BSGI performance by breast density type
Characteristic Nondense breasts Dense breasts
Pathologic subtype
Infiltrating ductal carcinoma 97/100 (97%) 127/133 (95.5%)
Ductal carcinoma in situ 23/26 (88.5%) 46/50 (92%)
Invasive lobular carcinoma 8/8 (100%) 4/4 (100%)
Other 8/8 (100%) 4/4 (100%)
Nuclear grade
Low 26/29 (89.7%) 29/29 (100%)
Intermediate 60/62 (96.8%) 84/91 (92.3%)
High 48/49 (98%) 78/80 (97.5%)

"This study corroborates others that have shown that BSGI can detect mammographically occult breast cancer, although our study now shows that BSGI can detect mammographically occult breast cancer equally well in women with dense and nondense breasts," Rechtman and colleagues wrote.

BSGI vs. MRI

How does BSGI compare to MRI? BSGI costs less, takes less time to interpret, and is available to more women, according to the authors. However, BSGI does require a low-dose radiotracer, while MRI does not.

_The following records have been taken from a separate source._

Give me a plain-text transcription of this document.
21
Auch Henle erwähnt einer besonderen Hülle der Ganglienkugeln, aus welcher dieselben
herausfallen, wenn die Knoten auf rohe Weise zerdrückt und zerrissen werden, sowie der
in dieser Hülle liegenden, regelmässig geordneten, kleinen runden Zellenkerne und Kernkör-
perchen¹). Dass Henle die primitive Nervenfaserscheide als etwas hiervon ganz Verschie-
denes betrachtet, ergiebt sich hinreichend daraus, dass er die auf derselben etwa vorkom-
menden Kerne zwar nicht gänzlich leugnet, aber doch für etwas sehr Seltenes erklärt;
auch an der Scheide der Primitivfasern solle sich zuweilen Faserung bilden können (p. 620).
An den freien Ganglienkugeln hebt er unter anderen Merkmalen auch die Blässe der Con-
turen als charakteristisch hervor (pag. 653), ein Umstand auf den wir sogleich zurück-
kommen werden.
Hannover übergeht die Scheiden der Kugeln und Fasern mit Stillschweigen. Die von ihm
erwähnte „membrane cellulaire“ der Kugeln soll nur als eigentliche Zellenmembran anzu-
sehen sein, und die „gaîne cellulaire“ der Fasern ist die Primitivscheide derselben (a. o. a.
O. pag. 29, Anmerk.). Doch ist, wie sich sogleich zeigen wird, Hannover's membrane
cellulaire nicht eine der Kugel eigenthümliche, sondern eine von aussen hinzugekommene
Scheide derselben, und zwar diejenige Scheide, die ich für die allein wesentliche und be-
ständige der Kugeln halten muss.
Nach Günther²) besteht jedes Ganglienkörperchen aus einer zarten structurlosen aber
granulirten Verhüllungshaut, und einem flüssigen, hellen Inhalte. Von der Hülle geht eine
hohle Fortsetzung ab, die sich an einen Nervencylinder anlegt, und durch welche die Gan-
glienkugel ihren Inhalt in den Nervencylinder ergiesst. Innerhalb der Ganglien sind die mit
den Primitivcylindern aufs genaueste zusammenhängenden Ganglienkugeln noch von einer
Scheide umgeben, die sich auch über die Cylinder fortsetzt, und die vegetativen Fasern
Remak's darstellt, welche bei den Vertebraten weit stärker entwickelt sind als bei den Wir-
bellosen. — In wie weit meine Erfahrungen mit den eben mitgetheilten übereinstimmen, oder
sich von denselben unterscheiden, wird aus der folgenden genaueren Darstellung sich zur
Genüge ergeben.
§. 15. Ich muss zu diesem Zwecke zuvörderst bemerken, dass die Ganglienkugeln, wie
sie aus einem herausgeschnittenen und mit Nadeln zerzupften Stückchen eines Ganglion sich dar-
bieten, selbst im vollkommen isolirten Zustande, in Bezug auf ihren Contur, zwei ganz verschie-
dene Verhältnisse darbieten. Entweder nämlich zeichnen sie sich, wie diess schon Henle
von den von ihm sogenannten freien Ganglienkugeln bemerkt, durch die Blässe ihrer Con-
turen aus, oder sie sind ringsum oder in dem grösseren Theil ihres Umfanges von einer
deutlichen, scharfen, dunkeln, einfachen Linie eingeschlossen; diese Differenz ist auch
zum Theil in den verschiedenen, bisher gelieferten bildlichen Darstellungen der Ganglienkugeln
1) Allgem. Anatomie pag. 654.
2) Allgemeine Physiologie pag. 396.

The radiation exposure is worth it, though, according to Rechtman and colleagues. Their study used a dose of 20 mCi to 30 mCi of technetium-99m sestamibi; now, George Washington University staff routinely use a lower dose of 7 mCi to 10 mCi.

"In the correct population, [the radiation dose] is a reasonable trade-off for early breast cancer detection," the authors concluded.

Further studies should compare the sensitivity and specificity of BSGI in women with dense and nondense breasts in a multi-institutional screening population. But BSGI definitely shows promise, according to Brem.

"This study further solidifies our clinical practice impression that BSGI can find breast cancer in any woman," she said. "We find this technology to be very exciting."